AKA. things he leaked to the press in persuit of furthering his pathetic fucking act.

Peregrina · 28/07/2019 17:27

Anyhow, he can fuck off to the US if he's so enamoured of imperial measurements.

Where their liquid measurements differ, even though they have the same names!

As for the Leader of the House not needing to read scientific papers - do they not discuss science in Parliament?

daisypond · 28/07/2019 17:29

That said, perhaps it explains the people causing tailbacks on the roads. They look at the 40 sign, think its means 40kph, and drive around at 25mph... I see you must be one of those aggressive, arrogant drivers who think they are good drivers but aren’t.

Patroclus · 28/07/2019 17:29

ANd since his Latin is so shit and his book reviewed so badly he should keep his head down about this sort of thing.

Hopoindown31 · 28/07/2019 17:30

Most of them are quite stupid really. Double space after a period is personal preference but easy to set up in Word so not a massive issue.

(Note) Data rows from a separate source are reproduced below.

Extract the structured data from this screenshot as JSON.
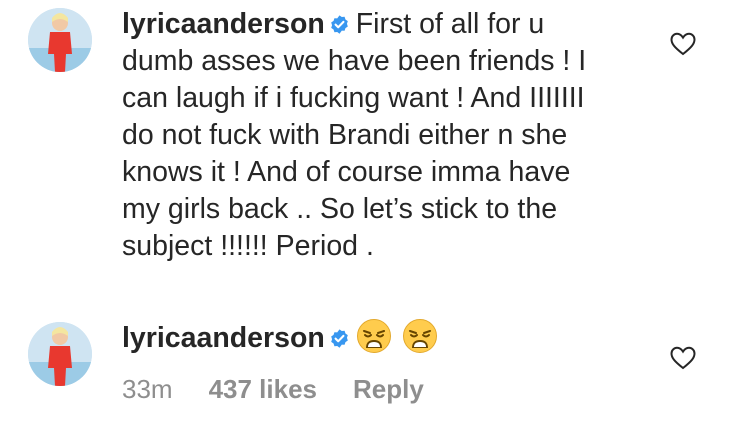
{
  "comments": [
    {
      "username": "lyricaanderson",
      "verified": true,
      "text": "First of all for u dumb asses we have been friends ! I can laugh if i fucking want ! And IIIIIII do not fuck with Brandi either n she knows it ! And of course imma have my girls back .. So let’s stick to the subject !!!!!! Period ."
    },
    {
      "username": "lyricaanderson",
      "verified": true,
      "emojis": [
        "weary-face-emoji",
        "weary-face-emoji"
      ],
      "time": "33m",
      "likes": "437 likes",
      "reply_label": "Reply"
    }
  ],
  "colors": {
    "text": "#262626",
    "muted": "#8e8e8e",
    "verified_blue": "#3897f0",
    "avatar_bg": "#cfe4f2",
    "avatar_outfit": "#e8382f"
  },
  "icons": [
    "verified-badge-icon",
    "heart-icon",
    "weary-face-emoji"
  ]
}
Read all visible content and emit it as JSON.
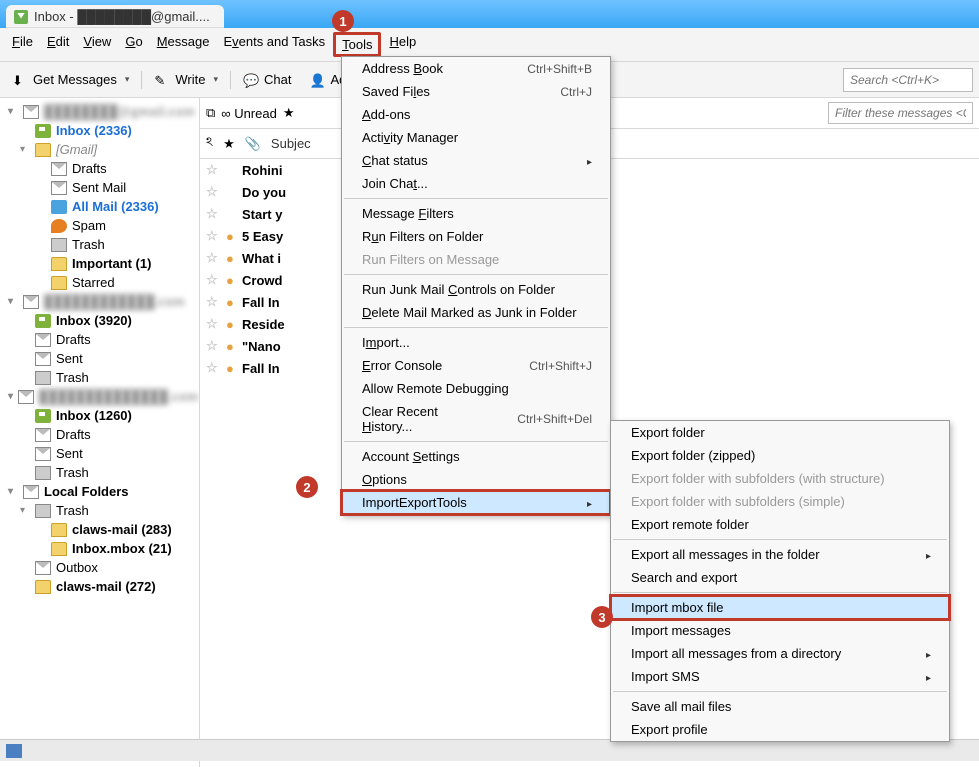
{
  "tab": {
    "title": "Inbox - ████████@gmail...."
  },
  "menubar": [
    "File",
    "Edit",
    "View",
    "Go",
    "Message",
    "Events and Tasks",
    "Tools",
    "Help"
  ],
  "callouts": {
    "1": "1",
    "2": "2",
    "3": "3"
  },
  "toolbar": {
    "getMessages": "Get Messages",
    "write": "Write",
    "chat": "Chat",
    "addressBook": "Ad",
    "search_placeholder": "Search <Ctrl+K>"
  },
  "filterbar": {
    "unread": "Unread",
    "filter_placeholder": "Filter these messages <Ctrl"
  },
  "msgheader": {
    "subject": "Subjec"
  },
  "sidebar": {
    "acct1": "████████@gmail.com",
    "acct1_items": [
      {
        "label": "Inbox (2336)",
        "icon": "ic-inbox",
        "sel": true,
        "bold": true
      },
      {
        "label": "[Gmail]",
        "icon": "ic-folder",
        "italic": true,
        "twisty": "▾"
      },
      {
        "label": "Drafts",
        "icon": "ic-mail",
        "l": 2
      },
      {
        "label": "Sent Mail",
        "icon": "ic-mail",
        "l": 2
      },
      {
        "label": "All Mail (2336)",
        "icon": "ic-allmail",
        "l": 2,
        "bold": true,
        "sel": true
      },
      {
        "label": "Spam",
        "icon": "ic-fire",
        "l": 2
      },
      {
        "label": "Trash",
        "icon": "ic-trash",
        "l": 2
      },
      {
        "label": "Important (1)",
        "icon": "ic-folder",
        "l": 2,
        "bold": true
      },
      {
        "label": "Starred",
        "icon": "ic-folder",
        "l": 2
      }
    ],
    "acct2": "████████████.com",
    "acct2_items": [
      {
        "label": "Inbox (3920)",
        "icon": "ic-inbox",
        "bold": true
      },
      {
        "label": "Drafts",
        "icon": "ic-mail"
      },
      {
        "label": "Sent",
        "icon": "ic-mail"
      },
      {
        "label": "Trash",
        "icon": "ic-trash"
      }
    ],
    "acct3": "██████████████.com",
    "acct3_items": [
      {
        "label": "Inbox (1260)",
        "icon": "ic-inbox",
        "bold": true
      },
      {
        "label": "Drafts",
        "icon": "ic-mail"
      },
      {
        "label": "Sent",
        "icon": "ic-mail"
      },
      {
        "label": "Trash",
        "icon": "ic-trash"
      }
    ],
    "local": "Local Folders",
    "local_items": [
      {
        "label": "Trash",
        "icon": "ic-trash",
        "twisty": "▾"
      },
      {
        "label": "claws-mail (283)",
        "icon": "ic-folder",
        "l": 2,
        "bold": true
      },
      {
        "label": "Inbox.mbox (21)",
        "icon": "ic-folder",
        "l": 2,
        "bold": true
      },
      {
        "label": "Outbox",
        "icon": "ic-mail"
      },
      {
        "label": "claws-mail (272)",
        "icon": "ic-folder",
        "bold": true
      }
    ]
  },
  "messages": [
    {
      "subject": "Rohini",
      "bold": true
    },
    {
      "subject": "Do you",
      "bold": true
    },
    {
      "subject": "Start y",
      "bold": true
    },
    {
      "subject": "5 Easy",
      "bold": true,
      "dot": true
    },
    {
      "subject": "What i",
      "bold": true,
      "dot": true
    },
    {
      "subject": "Crowd",
      "bold": true,
      "dot": true
    },
    {
      "subject": "Fall In",
      "bold": true,
      "dot": true
    },
    {
      "subject": "Reside",
      "bold": true,
      "dot": true
    },
    {
      "subject": "\"Nano",
      "bold": true,
      "dot": true
    },
    {
      "subject": "Fall In",
      "bold": true,
      "dot": true
    }
  ],
  "toolsMenu": [
    {
      "label": "Address Book",
      "u": "B",
      "shortcut": "Ctrl+Shift+B"
    },
    {
      "label": "Saved Files",
      "u": "l",
      "shortcut": "Ctrl+J"
    },
    {
      "label": "Add-ons",
      "u": "A"
    },
    {
      "label": "Activity Manager",
      "u": "v"
    },
    {
      "label": "Chat status",
      "u": "C",
      "arrow": true
    },
    {
      "label": "Join Chat...",
      "u": "t"
    },
    {
      "sep": true
    },
    {
      "label": "Message Filters",
      "u": "F"
    },
    {
      "label": "Run Filters on Folder",
      "u": "u"
    },
    {
      "label": "Run Filters on Message",
      "disabled": true
    },
    {
      "sep": true
    },
    {
      "label": "Run Junk Mail Controls on Folder",
      "u": "C"
    },
    {
      "label": "Delete Mail Marked as Junk in Folder",
      "u": "D"
    },
    {
      "sep": true
    },
    {
      "label": "Import...",
      "u": "m"
    },
    {
      "label": "Error Console",
      "u": "E",
      "shortcut": "Ctrl+Shift+J"
    },
    {
      "label": "Allow Remote Debugging",
      "u": "g"
    },
    {
      "label": "Clear Recent History...",
      "u": "H",
      "shortcut": "Ctrl+Shift+Del"
    },
    {
      "sep": true
    },
    {
      "label": "Account Settings",
      "u": "S"
    },
    {
      "label": "Options",
      "u": "O"
    },
    {
      "label": "ImportExportTools",
      "arrow": true,
      "highlight": true,
      "box": true
    }
  ],
  "submenu": [
    {
      "label": "Export folder"
    },
    {
      "label": "Export folder (zipped)"
    },
    {
      "label": "Export folder with subfolders (with structure)",
      "disabled": true
    },
    {
      "label": "Export folder with subfolders (simple)",
      "disabled": true
    },
    {
      "label": "Export remote folder"
    },
    {
      "sep": true
    },
    {
      "label": "Export all messages in the folder",
      "arrow": true
    },
    {
      "label": "Search and export"
    },
    {
      "sep": true
    },
    {
      "label": "Import mbox file",
      "highlight": true,
      "box": true
    },
    {
      "label": "Import messages"
    },
    {
      "label": "Import all messages from a directory",
      "arrow": true
    },
    {
      "label": "Import SMS",
      "arrow": true
    },
    {
      "sep": true
    },
    {
      "label": "Save all mail files"
    },
    {
      "label": "Export profile"
    }
  ]
}
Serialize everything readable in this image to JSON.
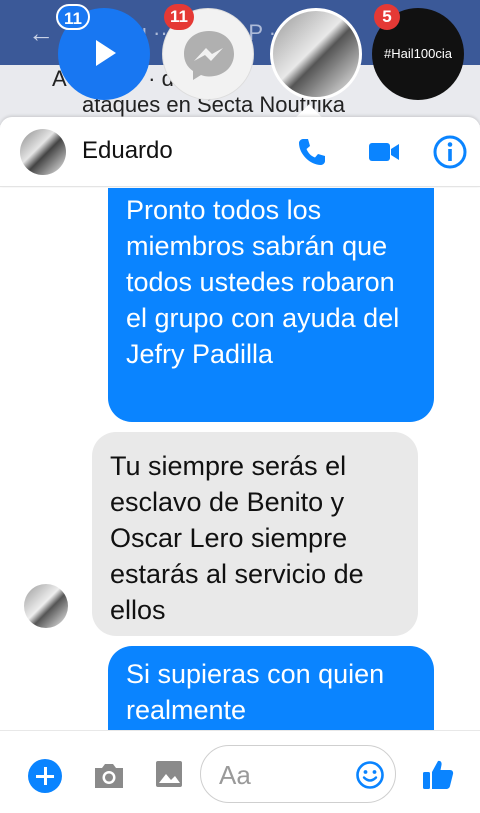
{
  "background": {
    "back_arrow": "←",
    "top_title": "Au  ··· strada  P  ···  de",
    "post_line1": "A  istr   P    ··   ·  do",
    "post_line2": "ataques en Secta  Noutifika"
  },
  "chat_heads": [
    {
      "name": "video",
      "badge": "11",
      "icon": "play-icon"
    },
    {
      "name": "messenger",
      "badge": "11",
      "icon": "messenger-icon"
    },
    {
      "name": "photo-contact",
      "icon": "avatar"
    },
    {
      "name": "hail100cia",
      "badge": "5",
      "label": "#Hail100cia"
    }
  ],
  "header": {
    "contact_name": "Eduardo",
    "icons": [
      "phone-icon",
      "video-camera-icon",
      "info-icon"
    ],
    "accent": "#0a84ff"
  },
  "messages": [
    {
      "direction": "outgoing",
      "text": "Pronto todos los miembros sabrán que todos ustedes robaron el grupo con ayuda del Jefry Padilla"
    },
    {
      "direction": "incoming",
      "text": "Tu siempre serás el esclavo de Benito y Oscar Lero siempre estarás al servicio de ellos"
    },
    {
      "direction": "outgoing",
      "text": "Si supieras con quien realmente"
    }
  ],
  "composer": {
    "placeholder": "Aa",
    "icons": [
      "add-icon",
      "camera-icon",
      "gallery-icon",
      "emoji-icon",
      "thumbs-up-icon"
    ]
  },
  "colors": {
    "outgoing_bubble": "#0a84ff",
    "incoming_bubble": "#e9e9e9",
    "badge_red": "#e53935",
    "facebook_blue": "#3b5998"
  }
}
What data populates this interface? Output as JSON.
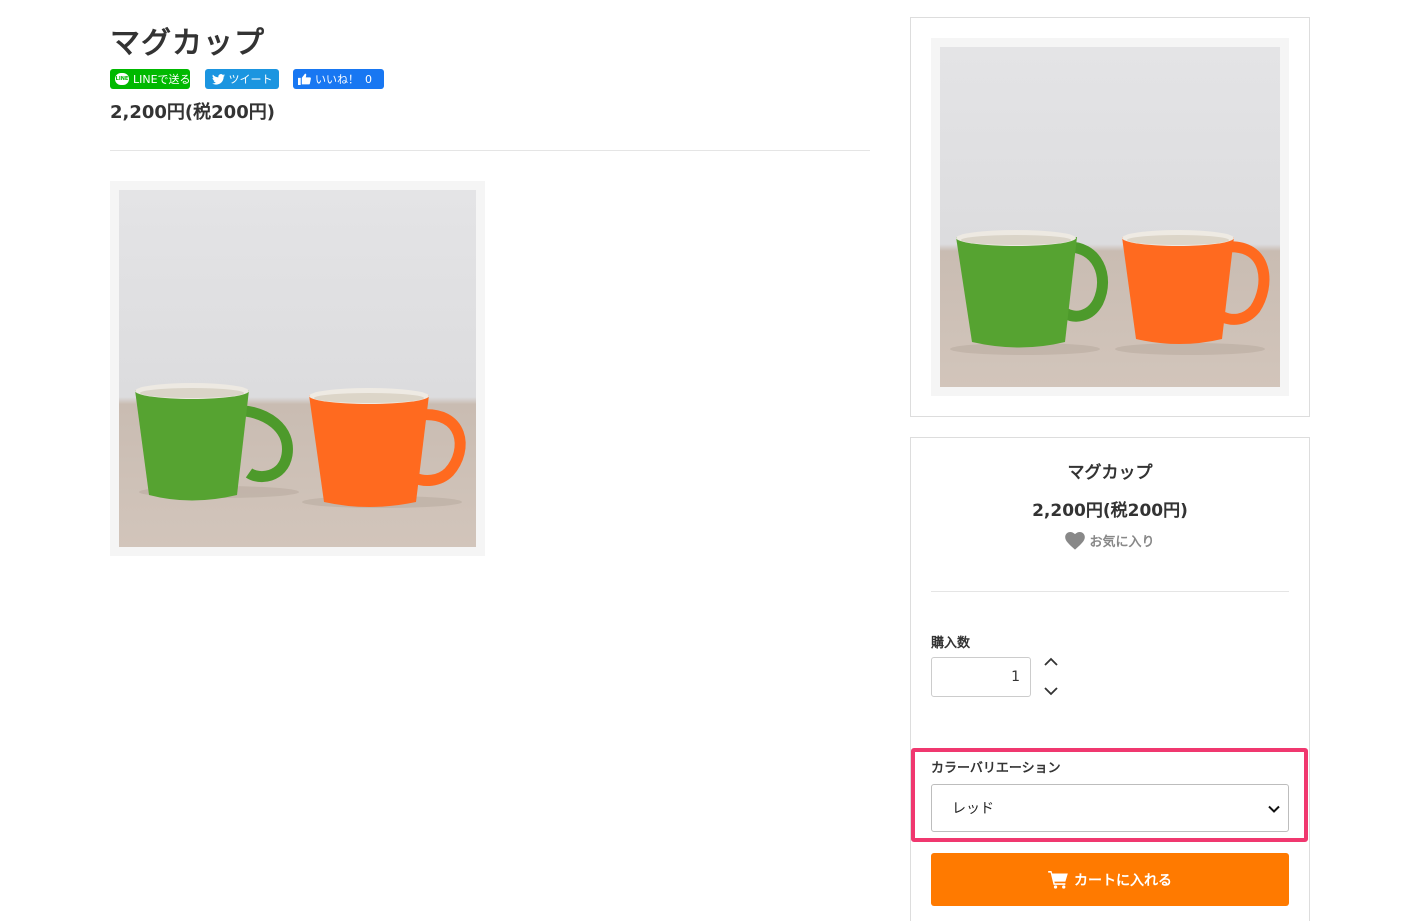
{
  "product": {
    "title": "マグカップ",
    "price": "2,200円(税200円)"
  },
  "social": {
    "line_logo": "LINE",
    "line_label": "LINEで送る",
    "tweet_label": "ツイート",
    "like_label": "いいね！",
    "like_count": "0",
    "colors": {
      "line": "#00b900",
      "twitter": "#1b95e0",
      "facebook": "#1877f2"
    }
  },
  "sidebar": {
    "title": "マグカップ",
    "price": "2,200円(税200円)",
    "favorite_label": "お気に入り",
    "quantity_label": "購入数",
    "quantity_value": "1",
    "variation_label": "カラーバリエーション",
    "variation_selected": "レッド",
    "cart_label": "カートに入れる"
  },
  "icons": [
    "line-icon",
    "twitter-bird-icon",
    "thumbs-up-icon",
    "heart-icon",
    "chevron-up-icon",
    "chevron-down-icon",
    "cart-icon"
  ],
  "theme": {
    "accent": "#ff7a00",
    "highlight": "#f0386f",
    "border": "#dddddd"
  }
}
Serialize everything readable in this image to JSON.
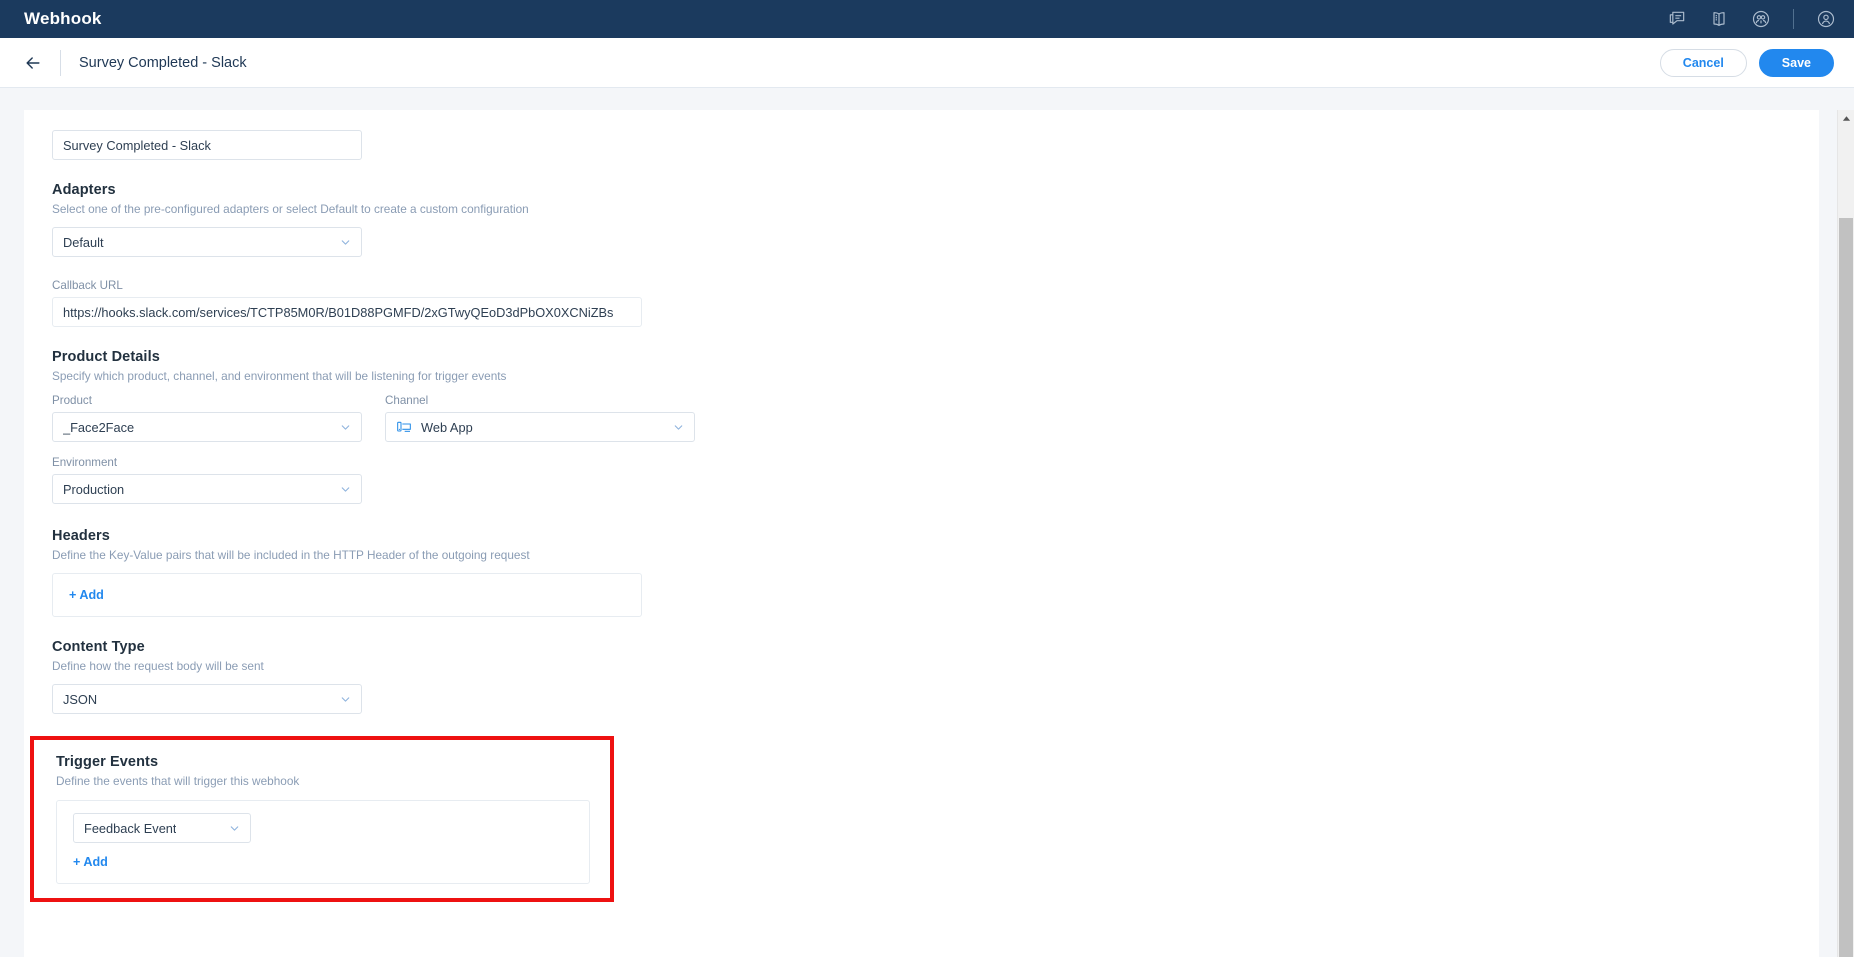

Comma after and intrigues me as it is either an erroneous reference to an Oxford comma or perhaps avoiding something like this "and, assuming all things are equal, we can proceed as planned" which he may not like for some reason.

Banning a set of perfectly acceptable words and setting down rules to refer to males using special archaic postnomials is nonsense. And as for using imperial units, no thank you beyond pints in a pub or miles on the road.

Abraid2 · 28/07/2019 17:39

Ah well, perhaps if his mind is on these things he won’t have time to do anything more sinister

Myimaginarycathasfleas · 28/07/2019 17:41

That said, perhaps it explains the people causing tailbacks on the roads. They look at the 40 sign, think its means 40kph, and drive around at 25mph...

I'm with you, @DdraigGoch.Wink

DdraigGoch · 28/07/2019 17:52

@daisypond no, not at all. I just keep well back from said drivers in the knowledge that they tend to also have other issues with their driving such as deciding to turn at the last minute, indicators an afterthought.

ErrolTheDragon · 28/07/2019 17:53

Anyhow, he can fuck off to the US if he's so enamoured of imperial measurements.

Given that his banned word lists includes 'equal', presumably he finds their Declaration of Independence objectionable?

DadDadDad · 28/07/2019 18:25

I'd forgotten JRM published a book. Has anyone looked in a copy to see how many of these rules he breaks? Hmm

Tavannach · 28/07/2019 19:08

I'd forgotten JRM published a book. Has anyone looked in a copy to see how many of these rules he breaks?

I don't know but I think it's fair to say it wasn't wasn't universally admired.

The Victorians is written (or, as Rees-Mogg confesses, dictated) in a plodding, laborious and barely readable style, completely lacking in humour, sophistication or polish as well as in every other literary quality. Here’s a sample: “Disraeli, as we know, was especially good at being rude and, although we have a persistent image of the Victorians as bound by rigid rules of decorum and politeness, their politicians could be appallingly rude in ways that would be ruled out of order today and Disraeli was especially the master of the jibe.” And so on, and on, and on, in one lame, banal, poorly structured sentence after another, for more than 450 pages.
New Statesman review

So breaking his own "and comma" rule there, but also so dull as to bore you to putting his book down and never picking it up again.

Tavannach · 28/07/2019 19:13

@DadDadDad

A Passage to India?

pamperramper · 28/07/2019 19:19

Would you be happy to see schools being required to teach imperial measurements instead of metric?